This guidance is intended to assist clinical investigators, industry, and FDA staff in interpreting and complying with the regulations governing financial disclosure by clinical investigators, 21 CFR part 54. This document is a revision of the Guidance for Industry: Financial Disclosure by Clinical Investigators dated March 20, 2001. In order to address issues raised by the Office of the Inspector General (OIG), Department of Health and Human Services, in its report, OEI-05-07-00730, The Food and Drug Administration’s Oversight of Clinical Investigators’ Financial Information as well as questions FDA has received from industry and the public, FDA issued a revised guidance in draft in May 2011 for public comment. Comments were received from 13 individuals and entities, which were considered in preparing this final guidance. FDA encourages applicants and sponsors to contact the agency for advice concerning specific circumstances regarding financial disclosures that may raise concerns as early in the product development process as possible.

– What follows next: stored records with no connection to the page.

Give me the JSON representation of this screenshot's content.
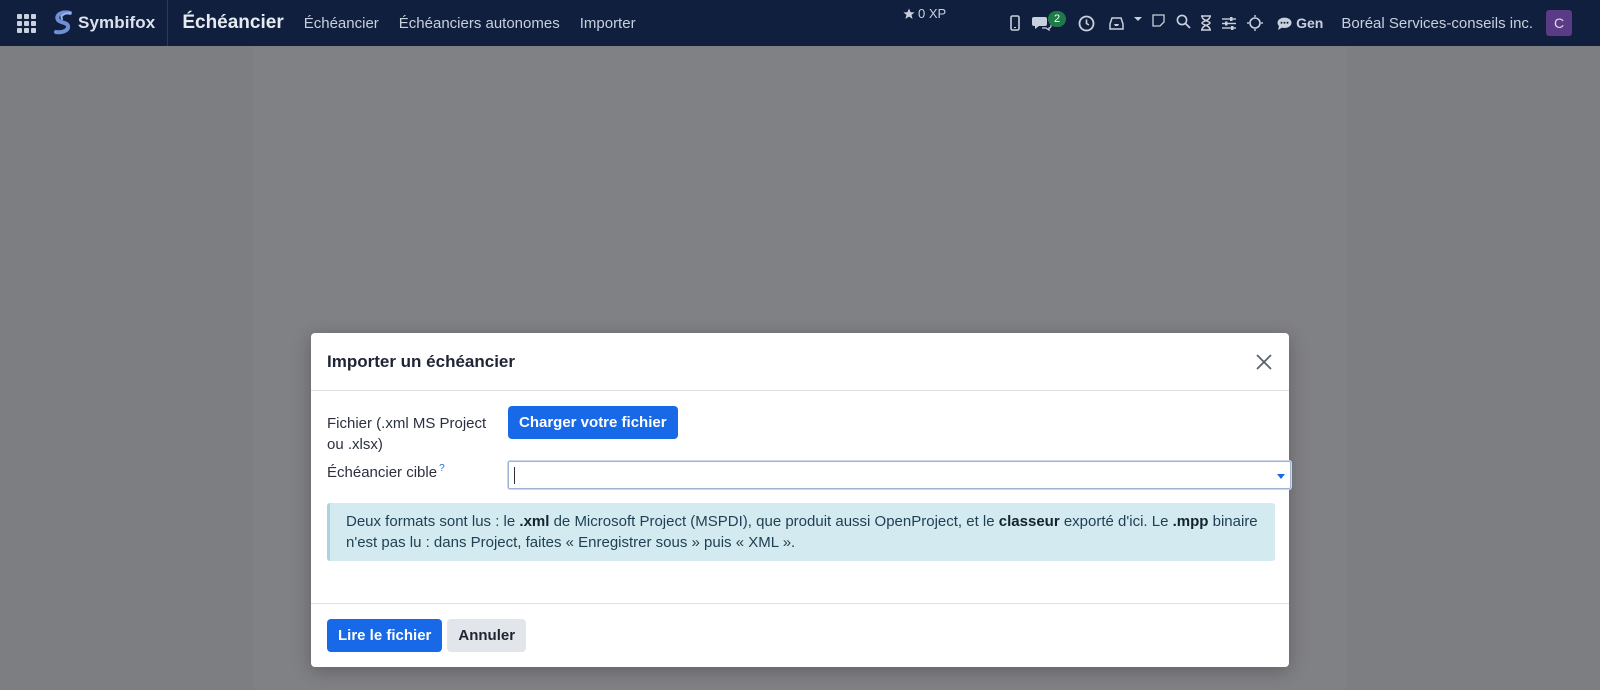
{
  "navbar": {
    "brand": "Symbifox",
    "app_title": "Échéancier",
    "menu": [
      "Échéancier",
      "Échéanciers autonomes",
      "Importer"
    ],
    "xp": "0 XP",
    "chat_badge": "2",
    "gen_label": "Gen",
    "company": "Boréal Services-conseils inc.",
    "avatar_letter": "C"
  },
  "modal": {
    "title": "Importer un échéancier",
    "file_label": "Fichier (.xml MS Project ou .xlsx)",
    "upload_button": "Charger votre fichier",
    "target_label": "Échéancier cible",
    "target_help": "?",
    "target_value": "",
    "info": {
      "p1": "Deux formats sont lus : le ",
      "b1": ".xml",
      "p2": " de Microsoft Project (MSPDI), que produit aussi OpenProject, et le ",
      "b2": "classeur",
      "p3": " exporté d'ici. Le ",
      "b3": ".mpp",
      "p4": " binaire n'est pas lu : dans Project, faites « Enregistrer sous » puis « XML »."
    },
    "read_button": "Lire le fichier",
    "cancel_button": "Annuler"
  },
  "colors": {
    "navbar_bg": "#0f1f3d",
    "primary": "#1769e8",
    "info_bg": "#d3eaf0",
    "avatar_bg": "#5b3a86",
    "badge_bg": "#1e7a46"
  }
}
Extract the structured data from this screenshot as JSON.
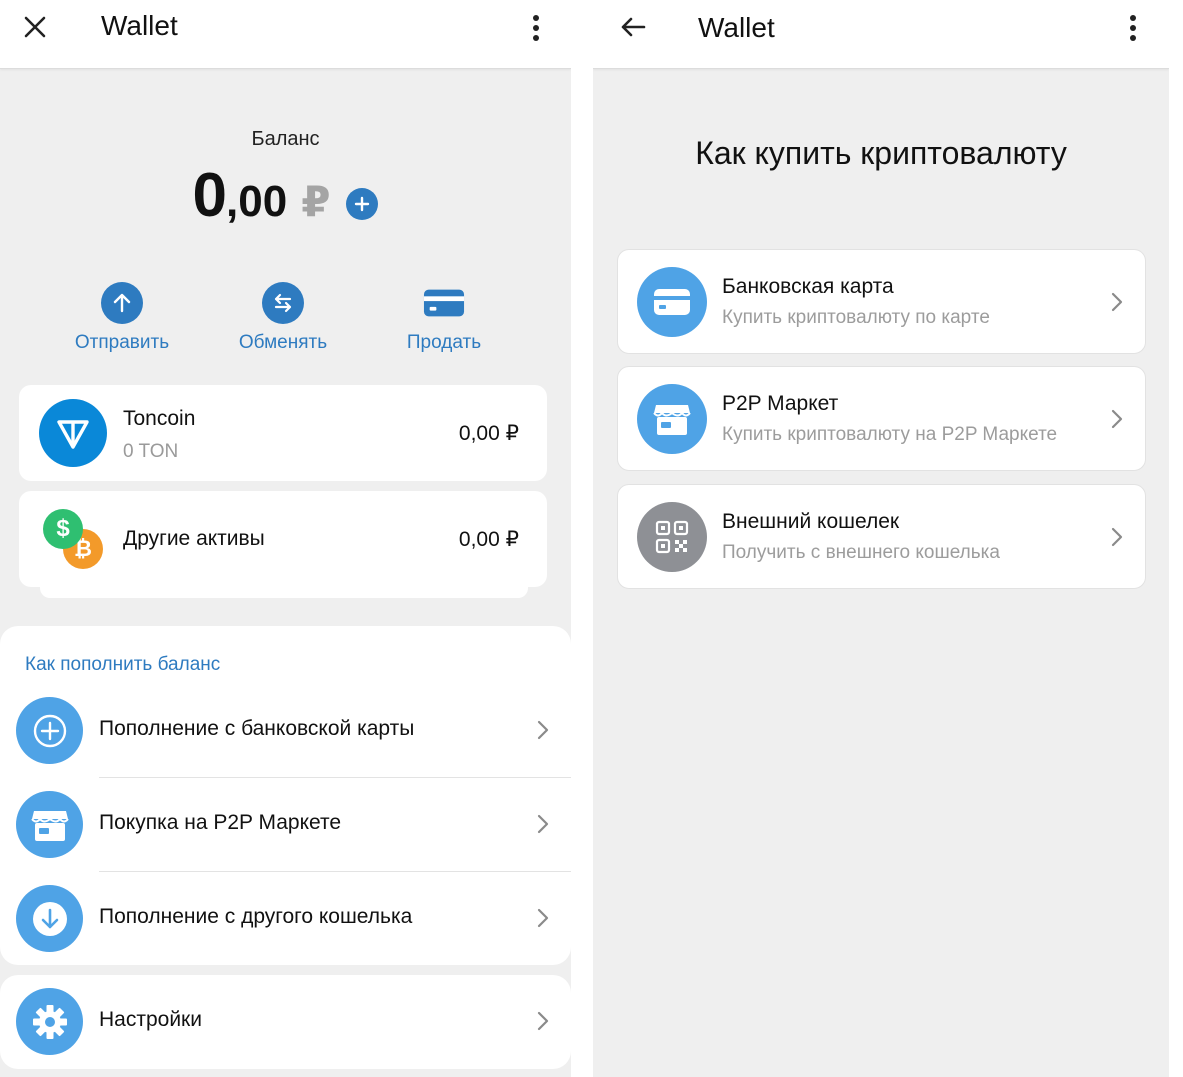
{
  "colors": {
    "accent": "#2e7bc0",
    "icon_blue": "#4fa3e6",
    "ton_blue": "#0a88d8",
    "muted": "#9a9a9a",
    "bg": "#efefef"
  },
  "left": {
    "header": {
      "title": "Wallet",
      "close_icon": "close-icon",
      "menu_icon": "more-vertical-icon"
    },
    "balance": {
      "label": "Баланс",
      "integer": "0",
      "decimal": ",00",
      "currency": "₽"
    },
    "actions": [
      {
        "label": "Отправить",
        "icon": "arrow-up-icon"
      },
      {
        "label": "Обменять",
        "icon": "swap-icon"
      },
      {
        "label": "Продать",
        "icon": "card-icon"
      }
    ],
    "assets": [
      {
        "name": "Toncoin",
        "amount": "0 TON",
        "value": "0,00 ₽",
        "icon": "toncoin-icon"
      },
      {
        "name": "Другие активы",
        "value": "0,00 ₽",
        "icon": "crypto-coins-icon"
      }
    ],
    "topup": {
      "title": "Как пополнить баланс",
      "items": [
        {
          "label": "Пополнение с банковской карты",
          "icon": "plus-circle-icon"
        },
        {
          "label": "Покупка на P2P Маркете",
          "icon": "store-icon"
        },
        {
          "label": "Пополнение с другого кошелька",
          "icon": "download-icon"
        }
      ]
    },
    "settings": {
      "label": "Настройки",
      "icon": "gear-icon"
    }
  },
  "right": {
    "header": {
      "title": "Wallet",
      "back_icon": "back-arrow-icon",
      "menu_icon": "more-vertical-icon"
    },
    "heading": "Как купить криптовалюту",
    "options": [
      {
        "title": "Банковская карта",
        "subtitle": "Купить криптовалюту по карте",
        "icon": "card-icon"
      },
      {
        "title": "P2P Маркет",
        "subtitle": "Купить криптовалюту на P2P Маркете",
        "icon": "store-icon"
      },
      {
        "title": "Внешний кошелек",
        "subtitle": "Получить с внешнего кошелька",
        "icon": "qr-code-icon"
      }
    ]
  }
}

The Financial Disclosure by Clinical Investigators regulation (21 CFR part 54) requires applicants who submit a marketing application for a drug, biological product or device to submit certain information concerning the compensation to, and financial interests and arrangements of, any clinical investigator conducting clinical studies covered by the regulation (see generally the purpose of the regulation at 21 CFR § 54.1). The regulation, which became effective on February 2, 1999, applies to clinical studies submitted in a marketing application, including a supplement or amendment to an original application, that the applicant or FDA relies on to establish that the product is effective, and any study in which a single investigator makes a significant contribution to the demonstration of safety (21 CFR §§ 54.2(e) and 54.3). The regulation requires applicants to certify the absence of certain financial interests and arrangements of clinical investigators that could affect the reliability of data submitted to FDA, or to disclose those financial interests and arrangements to the agency and identify steps taken to minimize the potential for bias (21 CFR § 54.4(a)). If the applicant does not include certification and/or disclosure, or does not certify that it was unable to obtain the information despite exercising due diligence, the agency may refuse to file the application (21 CFR § 54.4(c)).
Under the applicable regulations, an applicant is required to submit to FDA a list of all clinical investigators who conducted covered clinical studies and to identify those who are full-time or part-time employees of the sponsor of each covered study (21 CFR § 54.4). For each clinical investigator who was not a full-time or part-time employee of a sponsor of the clinical study, the applicant must provide either a certification, using FORM FDA 3454, that none of the financial interests or arrangements described in 21 CFR § 54.4(a)(3) (see Section III.B. below) exists, or completely and accurately disclose, using FORM FDA 3455, the nature of those interests and arrangements to the agency and describe any steps taken to minimize the potential for bias resulting from those interests and arrangements (21 CFR § 54.4(a)). If the applicant acts with due diligence to obtain the required information but is unable to do so, the applicant may certify that it acted with due diligence but was unable to obtain the information and include the reason the information could not be obtained (21 CFR § 54.4).
FDA generally expects that applicants will be able to provide this information. Under 21 CFR §§ 312.53(c), 812.20(b)(5) and 812.43(c), a sponsor is required to obtain clinical investigator financial information before allowing the clinical investigator to participate in a covered clinical study. Under 21 CFR § 54.4(b), each clinical investigator who is not a full-time or part-time employee of the sponsor of the covered clinical study is required to provide the sponsor with sufficient accurate financial information to allow for complete disclosure or certification and to update this information if any relevant changes occur during the study and for one year following its completion.